Depuis le 19 juin 2026, un professionnel qui vend à des consommateurs au moyen d'une interface en ligne doit mettre à leur disposition une fonctionnalité permettant d'exercer le droit de rétractation, gratuitement, depuis le site ou l'application. Le principe figure à l'article L. 221-21 du code de la consommation, ses modalités à l'article D. 221-5.

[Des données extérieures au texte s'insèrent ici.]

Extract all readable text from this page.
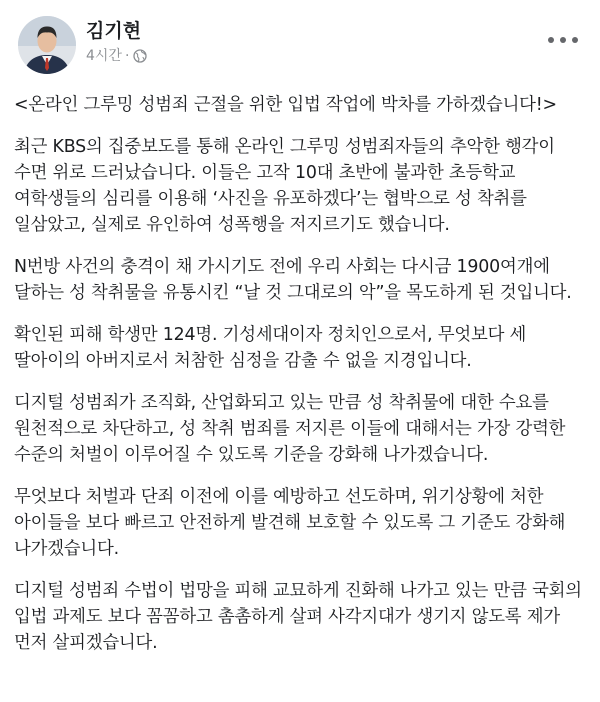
김기현
4시간 ·

<온라인 그루밍 성범죄 근절을 위한 입법 작업에 박차를 가하겠습니다!>

최근 KBS의 집중보도를 통해 온라인 그루밍 성범죄자들의 추악한 행각이 수면 위로 드러났습니다. 이들은 고작 10대 초반에 불과한 초등학교 여학생들의 심리를 이용해 ‘사진을 유포하겠다’는 협박으로 성 착취를 일삼았고, 실제로 유인하여 성폭행을 저지르기도 했습니다.

N번방 사건의 충격이 채 가시기도 전에 우리 사회는 다시금 1900여개에 달하는 성 착취물을 유통시킨 “날 것 그대로의 악”을 목도하게 된 것입니다.

확인된 피해 학생만 124명. 기성세대이자 정치인으로서, 무엇보다 세 딸아이의 아버지로서 처참한 심정을 감출 수 없을 지경입니다.

디지털 성범죄가 조직화, 산업화되고 있는 만큼 성 착취물에 대한 수요를 원천적으로 차단하고, 성 착취 범죄를 저지른 이들에 대해서는 가장 강력한 수준의 처벌이 이루어질 수 있도록 기준을 강화해 나가겠습니다.

무엇보다 처벌과 단죄 이전에 이를 예방하고 선도하며, 위기상황에 처한 아이들을 보다 빠르고 안전하게 발견해 보호할 수 있도록 그 기준도 강화해 나가겠습니다.

디지털 성범죄 수법이 법망을 피해 교묘하게 진화해 나가고 있는 만큼 국회의 입법 과제도 보다 꼼꼼하고 촘촘하게 살펴 사각지대가 생기지 않도록 제가 먼저 살피겠습니다.
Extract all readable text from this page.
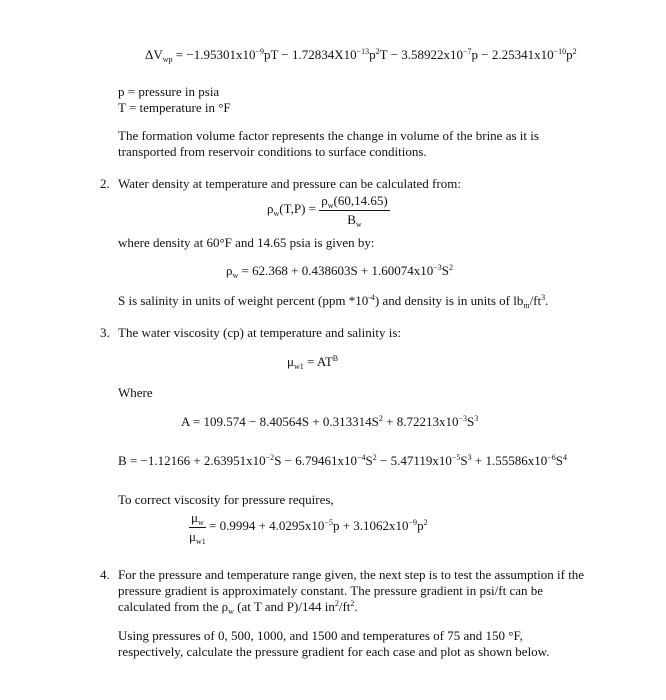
$\Delta V_{wp} = -1.95301x10^{-9}pT - 1.72834X10^{-13}p^2T - 3.58922x10^{-7}p - 2.25341x10^{-10}p^2$
p = pressure in psia
T = temperature in °F
The formation volume factor represents the change in volume of the brine as it is transported from reservoir conditions to surface conditions.
2. Water density at temperature and pressure can be calculated from:
$\rho_w(T,P) = \frac{\rho_w(60,14.65)}{B_w}$
where density at 60°F and 14.65 psia is given by:
$\rho_w = 62.368 + 0.438603S + 1.60074x10^{-3}S^2$
S is salinity in units of weight percent (ppm $*10^{-4}$) and density is in units of $lb_m/ft^3$.
3. The water viscosity (cp) at temperature and salinity is:
$\mu_{w1} = AT^B$
Where
$A = 109.574 - 8.40564S + 0.313314S^2 + 8.72213x10^{-3}S^3$
$B = -1.12166 + 2.63951x10^{-2}S - 6.79461x10^{-4}S^2 - 5.47119x10^{-5}S^3 + 1.55586x10^{-6}S^4$
To correct viscosity for pressure requires,
$\frac{\mu_w}{\mu_{w1}} = 0.9994 + 4.0295x10^{-5}p + 3.1062x10^{-9}p^2$
4. For the pressure and temperature range given, the next step is to test the assumption if the pressure gradient is approximately constant. The pressure gradient in psi/ft can be calculated from the $\rho_w$ (at T and P)/144 $in^2/ft^2$.
Using pressures of 0, 500, 1000, and 1500 and temperatures of 75 and 150 °F, respectively, calculate the pressure gradient for each case and plot as shown below.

Le droit de rétractation lui-même ne change pas : quatorze jours, à compter de la réception du bien, ou de la conclusion du contrat pour un service. Ce qui change, c'est le chemin. Le client n'a plus à retrouver un formulaire ni à écrire au service client : il doit pouvoir renoncer en ligne, là où il a acheté.
Qui est concerné
Les contrats conclus à distance entre un professionnel et un consommateur, au moyen d'une interface en ligne, qu'il s'agisse de vendre un bien ou une prestation de service. Une boutique en ligne, un site de réservation de prestations, un abonnement souscrit dans une application entrent dans le champ.
Le code écarte de ce régime certains contrats, parmi lesquels les services financiers, qui ont leurs propres règles, les forfaits touristiques ou le transport de passagers. Les exceptions au droit de rétractation restent valables : un bien confectionné selon les spécifications du client, par exemple, n'ouvre toujours pas ce droit. Sans droit de rétractation, pas de fonction à afficher.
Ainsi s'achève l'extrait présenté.